The Duality of the Modern Man – Roger & Gallet L’Homme and L’Homme Sport

Roger & Gallet L'Homme & L'Homme Sport - "Intense Freshness"

Roger & Gallet L’Homme & L’Homme Sport – “Intense Freshness”

Sampling masculine fragrances can be a royal pain in the bum because for the most part they are dreadful calone-fuelled citrus things that feel thin, bland and made for the lowest common denominator. Of course that’s not to say they are all bad, far from it, there is a whole heap of good masculine scents on the market, it just seems that in terms of new launches, the good ones are becoming harder to find.

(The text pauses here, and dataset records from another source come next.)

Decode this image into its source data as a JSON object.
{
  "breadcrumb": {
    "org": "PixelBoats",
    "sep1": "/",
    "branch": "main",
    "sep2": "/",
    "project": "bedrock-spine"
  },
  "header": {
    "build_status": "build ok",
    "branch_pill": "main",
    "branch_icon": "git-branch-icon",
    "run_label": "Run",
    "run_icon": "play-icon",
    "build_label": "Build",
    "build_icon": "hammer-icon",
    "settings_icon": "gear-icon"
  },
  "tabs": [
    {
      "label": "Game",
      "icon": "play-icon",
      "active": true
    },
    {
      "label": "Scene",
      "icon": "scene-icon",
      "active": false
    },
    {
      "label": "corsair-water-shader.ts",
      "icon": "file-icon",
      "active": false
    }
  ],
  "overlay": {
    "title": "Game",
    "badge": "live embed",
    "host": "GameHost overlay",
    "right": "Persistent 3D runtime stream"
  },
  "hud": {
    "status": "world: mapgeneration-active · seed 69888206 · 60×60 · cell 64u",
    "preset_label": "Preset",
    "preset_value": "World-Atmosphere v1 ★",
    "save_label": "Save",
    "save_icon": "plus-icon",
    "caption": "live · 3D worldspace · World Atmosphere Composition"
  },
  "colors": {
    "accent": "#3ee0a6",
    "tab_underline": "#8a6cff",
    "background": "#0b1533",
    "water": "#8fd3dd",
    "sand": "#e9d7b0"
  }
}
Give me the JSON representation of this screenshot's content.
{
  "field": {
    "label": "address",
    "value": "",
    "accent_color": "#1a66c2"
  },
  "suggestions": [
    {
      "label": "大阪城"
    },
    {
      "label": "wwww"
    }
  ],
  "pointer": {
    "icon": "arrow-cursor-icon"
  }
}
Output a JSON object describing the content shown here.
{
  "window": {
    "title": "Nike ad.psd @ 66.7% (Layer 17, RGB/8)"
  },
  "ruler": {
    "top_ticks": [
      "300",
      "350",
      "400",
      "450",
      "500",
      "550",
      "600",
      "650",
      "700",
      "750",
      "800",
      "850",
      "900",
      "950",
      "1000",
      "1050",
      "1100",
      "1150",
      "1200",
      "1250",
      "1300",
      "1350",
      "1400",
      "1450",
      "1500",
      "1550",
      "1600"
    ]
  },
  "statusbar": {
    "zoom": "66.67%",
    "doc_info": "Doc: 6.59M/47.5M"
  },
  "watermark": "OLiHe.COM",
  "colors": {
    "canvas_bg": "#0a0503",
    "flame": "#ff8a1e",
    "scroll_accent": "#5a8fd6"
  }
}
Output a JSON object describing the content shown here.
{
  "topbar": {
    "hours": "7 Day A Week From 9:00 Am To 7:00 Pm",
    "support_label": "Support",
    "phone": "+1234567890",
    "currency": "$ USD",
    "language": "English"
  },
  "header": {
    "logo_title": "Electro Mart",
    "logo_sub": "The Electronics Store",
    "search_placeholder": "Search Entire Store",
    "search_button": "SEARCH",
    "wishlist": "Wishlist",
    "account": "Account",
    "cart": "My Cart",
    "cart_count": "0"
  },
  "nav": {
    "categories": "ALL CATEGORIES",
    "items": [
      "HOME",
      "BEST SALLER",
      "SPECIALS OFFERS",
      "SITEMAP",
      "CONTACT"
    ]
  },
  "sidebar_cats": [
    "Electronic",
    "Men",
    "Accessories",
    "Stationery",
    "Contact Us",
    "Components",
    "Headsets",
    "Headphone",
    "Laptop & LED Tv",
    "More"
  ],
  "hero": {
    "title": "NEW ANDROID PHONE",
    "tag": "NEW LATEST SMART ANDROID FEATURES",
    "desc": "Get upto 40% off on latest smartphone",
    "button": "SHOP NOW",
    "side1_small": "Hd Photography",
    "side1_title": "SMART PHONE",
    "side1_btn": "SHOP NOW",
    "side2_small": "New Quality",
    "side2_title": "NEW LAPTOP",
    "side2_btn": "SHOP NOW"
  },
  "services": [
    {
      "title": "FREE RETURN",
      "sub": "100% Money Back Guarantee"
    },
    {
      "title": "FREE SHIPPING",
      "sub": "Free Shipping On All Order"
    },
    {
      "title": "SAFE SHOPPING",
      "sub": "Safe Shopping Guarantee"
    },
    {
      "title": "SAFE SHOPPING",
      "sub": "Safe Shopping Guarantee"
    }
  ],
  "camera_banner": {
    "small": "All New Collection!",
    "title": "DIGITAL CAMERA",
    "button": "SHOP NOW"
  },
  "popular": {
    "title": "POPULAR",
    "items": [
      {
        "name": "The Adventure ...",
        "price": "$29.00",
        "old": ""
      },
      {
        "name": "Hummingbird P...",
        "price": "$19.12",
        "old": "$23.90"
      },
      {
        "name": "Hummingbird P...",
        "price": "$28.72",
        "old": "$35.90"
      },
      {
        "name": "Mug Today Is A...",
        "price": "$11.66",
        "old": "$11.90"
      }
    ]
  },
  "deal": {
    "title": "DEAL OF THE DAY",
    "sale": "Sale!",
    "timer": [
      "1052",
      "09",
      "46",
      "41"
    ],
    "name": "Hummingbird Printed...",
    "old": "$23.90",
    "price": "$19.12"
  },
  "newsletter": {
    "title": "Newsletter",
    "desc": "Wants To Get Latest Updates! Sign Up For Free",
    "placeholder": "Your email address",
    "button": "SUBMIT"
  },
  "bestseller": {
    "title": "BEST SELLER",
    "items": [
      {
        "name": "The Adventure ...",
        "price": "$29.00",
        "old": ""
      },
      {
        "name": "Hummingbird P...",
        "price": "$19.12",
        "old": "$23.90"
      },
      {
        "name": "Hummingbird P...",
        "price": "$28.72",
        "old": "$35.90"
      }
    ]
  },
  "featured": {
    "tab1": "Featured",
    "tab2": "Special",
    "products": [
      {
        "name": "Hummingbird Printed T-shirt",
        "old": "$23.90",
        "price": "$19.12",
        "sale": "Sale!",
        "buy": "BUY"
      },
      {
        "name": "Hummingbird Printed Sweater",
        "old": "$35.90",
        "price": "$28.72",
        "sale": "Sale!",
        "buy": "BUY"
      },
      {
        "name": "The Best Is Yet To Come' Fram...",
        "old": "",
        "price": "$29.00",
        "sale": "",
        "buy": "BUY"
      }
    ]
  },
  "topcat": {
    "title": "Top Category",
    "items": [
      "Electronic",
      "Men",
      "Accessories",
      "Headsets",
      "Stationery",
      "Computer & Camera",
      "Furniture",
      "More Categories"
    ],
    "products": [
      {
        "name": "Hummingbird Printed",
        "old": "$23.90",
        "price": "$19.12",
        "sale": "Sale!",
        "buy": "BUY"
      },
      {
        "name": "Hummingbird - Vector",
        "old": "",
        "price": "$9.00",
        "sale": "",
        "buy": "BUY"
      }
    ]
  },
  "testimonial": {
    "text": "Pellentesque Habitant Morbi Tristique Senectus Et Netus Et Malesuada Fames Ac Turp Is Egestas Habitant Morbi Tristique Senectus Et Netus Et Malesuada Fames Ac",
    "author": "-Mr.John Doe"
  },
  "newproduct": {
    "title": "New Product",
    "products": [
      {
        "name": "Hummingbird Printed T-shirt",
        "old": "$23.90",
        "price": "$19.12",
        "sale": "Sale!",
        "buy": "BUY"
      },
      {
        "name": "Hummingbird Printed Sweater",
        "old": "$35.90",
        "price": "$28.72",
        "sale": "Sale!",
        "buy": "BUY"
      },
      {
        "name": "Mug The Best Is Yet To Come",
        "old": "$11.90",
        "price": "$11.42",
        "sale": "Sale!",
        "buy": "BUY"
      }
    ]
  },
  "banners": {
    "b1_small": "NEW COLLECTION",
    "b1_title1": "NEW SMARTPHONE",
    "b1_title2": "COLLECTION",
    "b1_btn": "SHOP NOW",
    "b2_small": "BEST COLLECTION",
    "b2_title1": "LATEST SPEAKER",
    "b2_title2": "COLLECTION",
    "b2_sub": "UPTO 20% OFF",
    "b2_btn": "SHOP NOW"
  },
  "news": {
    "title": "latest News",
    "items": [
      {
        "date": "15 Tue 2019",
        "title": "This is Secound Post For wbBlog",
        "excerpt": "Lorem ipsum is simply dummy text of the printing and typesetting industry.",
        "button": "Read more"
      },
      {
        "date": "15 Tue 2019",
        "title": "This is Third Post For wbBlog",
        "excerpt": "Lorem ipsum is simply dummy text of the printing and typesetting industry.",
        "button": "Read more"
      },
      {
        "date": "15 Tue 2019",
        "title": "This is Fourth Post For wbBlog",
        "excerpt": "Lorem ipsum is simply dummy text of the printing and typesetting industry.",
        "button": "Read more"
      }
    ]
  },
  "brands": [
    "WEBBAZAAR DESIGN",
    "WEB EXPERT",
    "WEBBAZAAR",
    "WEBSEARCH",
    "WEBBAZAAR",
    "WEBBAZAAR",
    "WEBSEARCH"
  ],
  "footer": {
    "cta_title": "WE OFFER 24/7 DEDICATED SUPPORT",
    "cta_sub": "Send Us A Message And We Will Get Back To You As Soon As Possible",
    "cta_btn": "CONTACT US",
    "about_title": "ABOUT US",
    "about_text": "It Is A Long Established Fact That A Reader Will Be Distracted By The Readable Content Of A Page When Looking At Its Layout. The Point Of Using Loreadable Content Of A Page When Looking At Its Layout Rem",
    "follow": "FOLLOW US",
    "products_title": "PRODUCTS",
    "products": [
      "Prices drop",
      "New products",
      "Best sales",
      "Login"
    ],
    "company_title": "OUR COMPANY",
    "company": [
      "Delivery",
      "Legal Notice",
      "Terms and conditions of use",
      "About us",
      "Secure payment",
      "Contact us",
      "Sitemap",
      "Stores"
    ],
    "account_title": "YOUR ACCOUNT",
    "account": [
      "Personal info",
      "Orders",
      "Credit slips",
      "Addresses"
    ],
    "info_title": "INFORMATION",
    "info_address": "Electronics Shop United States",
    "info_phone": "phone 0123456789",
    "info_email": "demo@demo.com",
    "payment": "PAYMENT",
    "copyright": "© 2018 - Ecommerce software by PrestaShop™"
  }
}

Luckily for us boys there are some good, not mind-blowing, but good masculine fragrances on the market that don’t break the bank. Two such fragrances are Roger & Gallet’s duo of masculines ‘L’Homme’ and ‘L’Homme Sport’. Between these two masculines Roger & Gallet have catered for both the stylish older man (L’Homme) and the easygoing younger man (L’Homme Sport) at an affordable price.

L’Homme was introduced in 1979 and is described by Roger & Gallet as “an Eau de Toilette…with an authentic, distinctive chypre character” whilst its 2009 counterpart “plays a second oflactive score and reveals another contemporary facet”. Two fragrances, worlds apart, and both representing the duality of the modern man.



The Notes

Top: Lemon and Spearmint
Heart: Ylang Ylang and Spices
Base: Vetyver, Patchouli and Amber

How Does it Smell?

If you didn’t know that L’Homme, Roger & Gallet’s staple masculine, was released in 1979 you would the moment that you smelled it. L’Homme is a big, ballsy and über-masculine woody chypre in the true 70/80s style. I can’t smell it and not think of a hairy chested man schlapping it on his cheeks in front of the bathroom mirror.

This style of fragrance could not be further away from my tastes if it tried but I do have to admit that L’Homme is very nicely done, and whilst I may not wear it myself I wouldn’t mind smelling it on the right man. It reminds me of the style of fragrance my father wore when we were kids, I distinctly remember splashing on his Giorgio Armani/Dolce & Gabbana Pour Homme thinking I was as cool as he was. I wasn’t.

L’Homme starts with a big blast of citrus, mint and spices. It is rich and aromatic without being overpowering or acrid, the balance is spot on. With time it progresses to a base of woods (namely cedar), a big ole stinker of a patchouli note and amber. I find it to be perhaps a little bit on the dry side, occasionally shifting towards harsh, but the amber brings in a softness before things go too far.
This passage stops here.